Old Navy continues its plans to expand to a broader global customer base with its announcement to open franchise-operated stores in six Middle Eastern countries beginning in spring 2015. Following its debut in China earlier in the year, Old Navy announced that it expects to expand its footprint faster than originally planned in mainland China, reaching seven stores in five cities by the end of the fiscal year. Athleta continues to build on its success as a performance and lifestyle brand, opening 14 new stores during the quarter for a total of 92 stores, and the brand remains on track to end fiscal year 2014 with about 100 stores in the US.

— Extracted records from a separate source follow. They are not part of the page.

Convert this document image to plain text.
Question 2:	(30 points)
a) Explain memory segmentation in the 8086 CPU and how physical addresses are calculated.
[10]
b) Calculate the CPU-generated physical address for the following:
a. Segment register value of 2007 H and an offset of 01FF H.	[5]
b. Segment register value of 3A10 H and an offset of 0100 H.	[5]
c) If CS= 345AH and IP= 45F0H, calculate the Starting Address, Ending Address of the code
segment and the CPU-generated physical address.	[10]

The comparable sales for the third quarter of fiscal year 2014 were down 2 percent versus a 1 percent increase last year. Comparable sales at Gap Global were negative 5 percent versus positive 1 percent last year, at Banana Republic Global, flat versus negative 1 percent last year and Old Navy Global, positive 1 percent versus flat last year. Gap’s net sales were 3.97 billion dollars compared with 3.98 billion dollars for the third quarter last year. Net sales increased 1 percent on a constant currency basis. Third quarter fiscal year 2014 diluted earnings per share were 0.80 dollars compared with diluted earnings per share of 0.72 dollars in the third quarter of fiscal year 2013.

The company updated its diluted earnings per share guidance for the full fiscal year 2014 to be in the range of 2.73 dollars to 2.78 dollars, which includes the gain on the asset sale of 39 million dollars communicated in connection with the company’s second quarter of fiscal year 2014 financial results. The company ended the third quarter of fiscal year 2014 with 3,680 store locations in 50 countries, of which 3,266 were company-operated. During the third quarter of fiscal year 2014, the company opened 84 and closed 18 company-operated stores.

For the full fiscal year 2014, the company continues to expect to open about 185 company-operated stores, focused on China, Old Navy in Japan, Athleta, and global outlet stores. In addition, for the full fiscal year 2014 the company plans to close about 70 company-operated stores, which are weighted toward Gap North America.